Earnings season is still going well, although there were a few more disappointments than the previous week.  Overall, the proportion of companies beating expectations is running above historical averages, although disappointments are in line.  Resources have performed best in terms of earnings. But similar to February, this hasn’t been reflected in stock moves since commodity price falls have dominated. Financials have so far done better than industrials.

Capital management is positive. About 41% of companies have beaten dividend expectations versus a 27% historical average. There have been $12.7 billion worth of buy-backs announced, which is supportive for markets.

Earnings downgrades are lower than historical averages, but upgrades are running at average levels.

This reflects falling commodity prices and lockdowns.


Domino’s Pizza (DMP, +11.1%) delivered in line with expectations. Management’s confident outlook and a market looking for growth saw it perform best in the ASX 100.   

Investors were content to look through the impact of lockdowns on listings and instead concentrate on Domain’s (DHG, +7.1%) strong outlook for housing activity and its ability to drive revenue through pricing and product mix.

BlueScope (BSL, -8.3%) is enjoying very high margins and delivering strong cash flow. The market initially reacted well, though the stock sold off on news that automakers are curtailing production due to chip shortages.  Management was mindful not to get the market too excited, flagging that they may retain more cash plus some rising capital intensity in the next couple of years. 

Amcor’s (AMC, +6.1%) result was solid, with better cash flow than expected. Management was more confident in the outlook for organic growth than in recent years. An uplift in Bemis synergies also helped.
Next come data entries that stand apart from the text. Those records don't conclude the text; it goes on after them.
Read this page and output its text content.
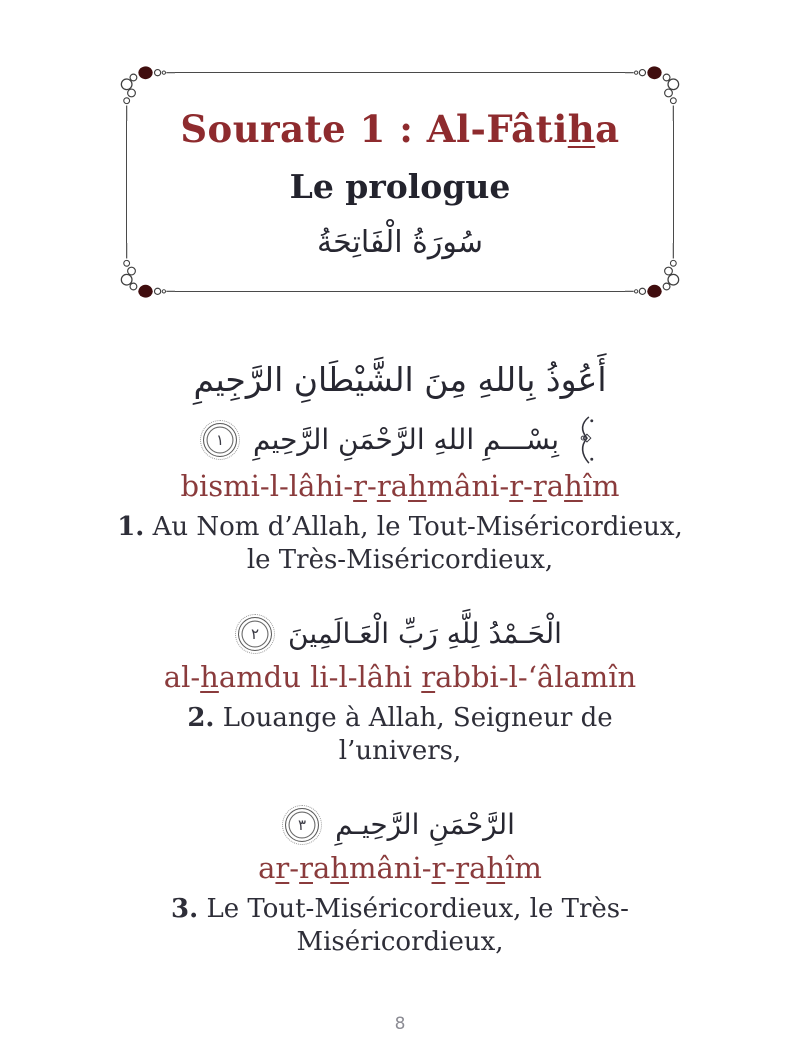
Sourate 1 : Al-Fâtiha
Le prologue
سُورَةُ الْفَاتِحَةُ
أَعُوذُ بِاللهِ مِنَ الشَّيْطَانِ الرَّجِيمِ
١ بِسْـــمِ اللهِ الرَّحْمَنِ الرَّحِيمِ
bismi-l-lâhi-r-rahmâni-r-rahîm

1. Au Nom d’Allah, le Tout-Miséricordieux,
le Très-Miséricordieux,

٢ الْحَـمْدُ لِلَّهِ رَبِّ الْعَـالَمِينَ
al-hamdu li-l-lâhi rabbi-l-‘âlamîn

2. Louange à Allah, Seigneur de
l’univers,

٣ الرَّحْمَنِ الرَّحِيـمِ
ar-rahmâni-r-rahîm

3. Le Tout-Miséricordieux, le Très-
Miséricordieux,

8
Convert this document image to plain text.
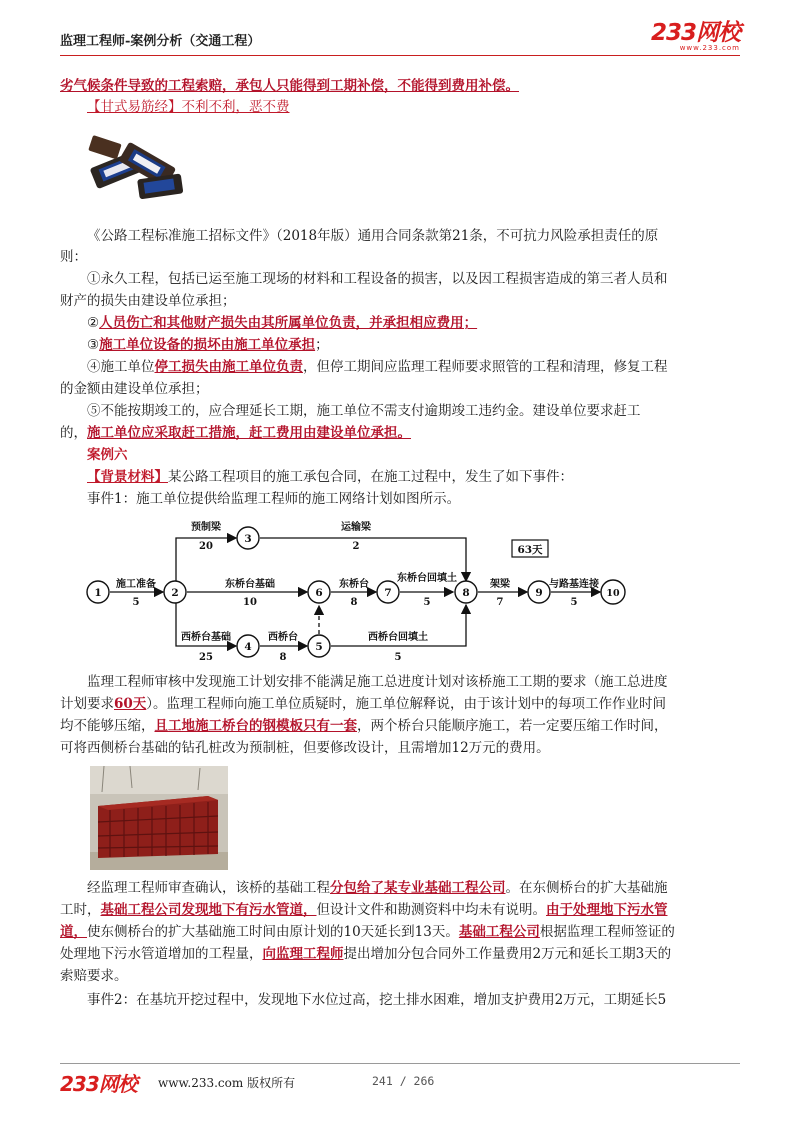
监理工程师-案例分析（交通工程）	233网校
www.233.com
劣气候条件导致的工程索赔，承包人只能得到工期补偿，不能得到费用补偿。
【甘式易筋经】不利不利，恶不费
《公路工程标准施工招标文件》（2018年版）通用合同条款第21条，不可抗力风险承担责任的原
则：
①永久工程，包括已运至施工现场的材料和工程设备的损害，以及因工程损害造成的第三者人员和
财产的损失由建设单位承担；
②人员伤亡和其他财产损失由其所属单位负责，并承担相应费用；
③施工单位设备的损坏由施工单位承担；
④施工单位停工损失由施工单位负责，但停工期间应监理工程师要求照管的工程和清理，修复工程
的金额由建设单位承担；
⑤不能按期竣工的，应合理延长工期，施工单位不需支付逾期竣工违约金。建设单位要求赶工
的，施工单位应采取赶工措施，赶工费用由建设单位承担。
案例六
【背景材料】某公路工程项目的施工承包合同，在施工过程中，发生了如下事件：
事件1：施工单位提供给监理工程师的施工网络计划如图所示。
1	2
3
4	5
6	7	8	9	10
施工准备
5
预制梁
20
运输梁
2
东桥台基础
10
东桥台
8
东桥台回填土
5
架梁
7
与路基连接
5
西桥台基础
25
西桥台
8
西桥台回填土
5
63天
监理工程师审核中发现施工计划安排不能满足施工总进度计划对该桥施工工期的要求（施工总进度
计划要求60天）。监理工程师向施工单位质疑时，施工单位解释说，由于该计划中的每项工作作业时间
均不能够压缩，且工地施工桥台的钢模板只有一套，两个桥台只能顺序施工，若一定要压缩工作时间，
可将西侧桥台基础的钻孔桩改为预制桩，但要修改设计，且需增加12万元的费用。
经监理工程师审查确认，该桥的基础工程分包给了某专业基础工程公司。在东侧桥台的扩大基础施
工时，基础工程公司发现地下有污水管道，但设计文件和勘测资料中均未有说明。由于处理地下污水管
道，使东侧桥台的扩大基础施工时间由原计划的10天延长到13天。基础工程公司根据监理工程师签证的
处理地下污水管道增加的工程量，向监理工程师提出增加分包合同外工作量费用2万元和延长工期3天的
索赔要求。
事件2：在基坑开挖过程中，发现地下水位过高，挖土排水困难，增加支护费用2万元，工期延长5
233网校 www.233.com 版权所有	241 / 266
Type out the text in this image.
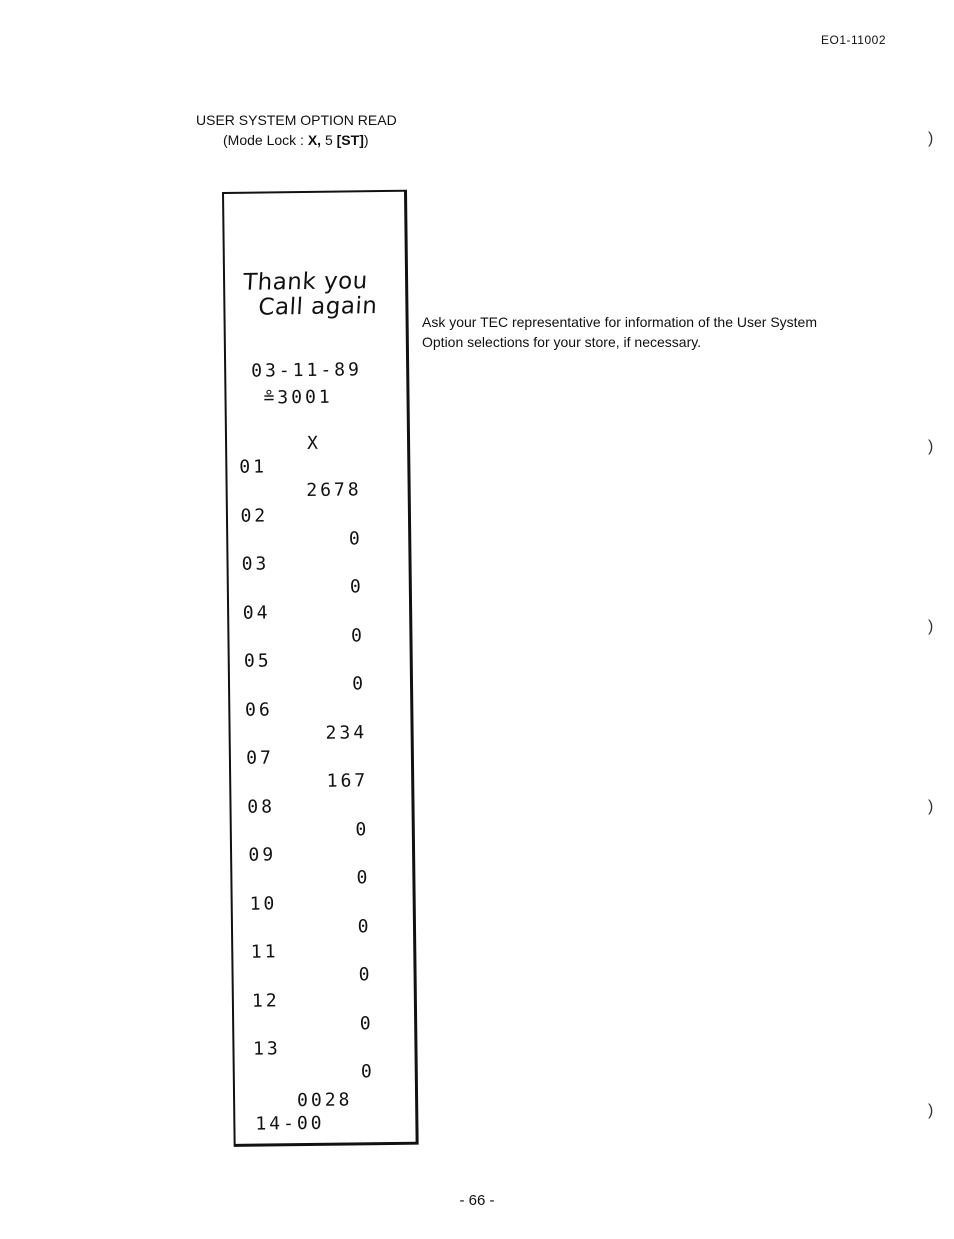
EO1-11002
USER SYSTEM OPTION READ
(Mode Lock : X, 5 [ST])
Thank you
Call again
03-11-89
≗3001
X
01
2678
02
0
03
0
04
0
05
0
06
234
07
167
08
0
09
0
10
0
11
0
12
0
13
0
0028
14-00
Ask your TEC representative for information of the User System Option selections for your store, if necessary.
)
)
)
)
)
- 66 -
Star Entertainment’s (SGR, +2.6%) result was as expected — and affected by lockdowns. However, management pulled the REIT rabbit out of the hat, planning to spin off 49% of their property assets at a materially higher multiple than the broader company. Proceeds are likely to be used to pay down debt and fund some capital management.
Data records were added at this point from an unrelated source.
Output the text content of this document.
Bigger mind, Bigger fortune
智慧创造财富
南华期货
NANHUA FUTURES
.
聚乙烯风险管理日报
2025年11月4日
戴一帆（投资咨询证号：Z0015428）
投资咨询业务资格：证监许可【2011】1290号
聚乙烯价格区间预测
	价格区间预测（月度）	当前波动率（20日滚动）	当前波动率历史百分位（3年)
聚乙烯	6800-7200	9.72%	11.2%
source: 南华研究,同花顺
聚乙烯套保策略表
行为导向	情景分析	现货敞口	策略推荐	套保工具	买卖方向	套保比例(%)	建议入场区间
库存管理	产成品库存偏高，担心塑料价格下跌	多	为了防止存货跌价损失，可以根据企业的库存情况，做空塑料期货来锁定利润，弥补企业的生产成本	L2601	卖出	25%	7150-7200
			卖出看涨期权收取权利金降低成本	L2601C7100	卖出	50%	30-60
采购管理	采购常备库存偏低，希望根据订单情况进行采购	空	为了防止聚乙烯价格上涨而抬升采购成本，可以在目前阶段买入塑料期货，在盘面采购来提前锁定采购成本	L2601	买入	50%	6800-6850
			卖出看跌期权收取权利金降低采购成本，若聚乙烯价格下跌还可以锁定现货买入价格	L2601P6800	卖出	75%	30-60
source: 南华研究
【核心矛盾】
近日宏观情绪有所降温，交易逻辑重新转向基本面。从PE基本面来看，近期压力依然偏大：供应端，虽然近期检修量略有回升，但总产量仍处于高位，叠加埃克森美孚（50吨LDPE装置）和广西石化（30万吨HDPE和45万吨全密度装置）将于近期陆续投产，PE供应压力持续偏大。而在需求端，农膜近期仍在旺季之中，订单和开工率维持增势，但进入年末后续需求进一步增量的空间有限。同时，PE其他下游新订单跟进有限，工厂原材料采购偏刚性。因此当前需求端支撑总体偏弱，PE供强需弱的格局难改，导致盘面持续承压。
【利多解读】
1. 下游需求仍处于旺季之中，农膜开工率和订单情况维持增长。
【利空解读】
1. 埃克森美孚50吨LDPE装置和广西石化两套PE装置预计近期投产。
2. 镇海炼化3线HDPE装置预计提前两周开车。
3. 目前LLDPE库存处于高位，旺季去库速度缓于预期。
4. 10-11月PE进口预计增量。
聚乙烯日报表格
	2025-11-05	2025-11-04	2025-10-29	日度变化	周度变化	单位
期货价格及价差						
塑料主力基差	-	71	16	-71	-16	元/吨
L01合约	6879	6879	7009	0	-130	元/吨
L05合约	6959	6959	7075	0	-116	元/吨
CSL (CSL, +3%) had small downgrades for FY22 due to supply constraints on plasma collection. Looking forward to FY23, the big question is how quickly margins can recover; given demand remains strong. 
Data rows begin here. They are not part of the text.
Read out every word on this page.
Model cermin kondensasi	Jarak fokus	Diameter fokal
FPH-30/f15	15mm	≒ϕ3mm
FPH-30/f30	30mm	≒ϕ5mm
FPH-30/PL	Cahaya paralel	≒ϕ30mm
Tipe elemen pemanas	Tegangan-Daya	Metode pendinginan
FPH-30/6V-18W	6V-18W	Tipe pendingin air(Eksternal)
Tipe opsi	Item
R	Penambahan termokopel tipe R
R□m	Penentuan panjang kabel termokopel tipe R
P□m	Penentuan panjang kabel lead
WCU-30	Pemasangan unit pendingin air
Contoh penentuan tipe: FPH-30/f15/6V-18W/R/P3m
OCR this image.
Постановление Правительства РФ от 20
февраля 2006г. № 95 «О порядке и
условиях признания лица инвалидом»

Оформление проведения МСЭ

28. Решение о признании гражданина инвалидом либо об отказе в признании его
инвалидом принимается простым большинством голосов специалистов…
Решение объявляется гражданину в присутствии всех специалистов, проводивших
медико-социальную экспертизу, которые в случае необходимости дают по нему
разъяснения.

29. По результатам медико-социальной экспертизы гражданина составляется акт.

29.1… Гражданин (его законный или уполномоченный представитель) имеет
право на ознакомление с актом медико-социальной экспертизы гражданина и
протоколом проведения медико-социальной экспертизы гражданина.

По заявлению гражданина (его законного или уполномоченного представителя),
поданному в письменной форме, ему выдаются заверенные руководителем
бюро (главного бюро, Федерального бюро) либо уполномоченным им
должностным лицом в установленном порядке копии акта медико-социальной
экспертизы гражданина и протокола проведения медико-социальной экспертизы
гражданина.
Orora (ORA, -6.8%) demonstrated that its US volumes continue to recover. The CEO is delivering cost savings, and the business is generating good cash flow. The question is whether the market is in favour of more bolt-on acquisitions. 

Santos (STO, -6.4%) delivered in line with expectations. Management focused on opportunities stemming from a merger with OSH and for carbon capture. 

Treasury Wines (TWE, +7.8%) managed a solid response to the huge challenge of Chinese tariffs. Management continues to focus on developing opportunities in the US and Asia to offset lost Chinese volumes.

BHP (BHP, -16%) delivered a record result and announced a plan to merge its oil and gas business into Woodside (WPL, -11.2%). The halo effect was overwhelmed by the falling iron ore price and planned to collapse the dual-listing structure. The latter creates a technical overhang of a substantial amount of selling in the UK, coupled with an unwinding of the Australian premium. 

Cochlear’s (COH, -5.4%) outlook was disappointed. Muted revenue growth and the need to invest in innovation means near-term margins may be lower.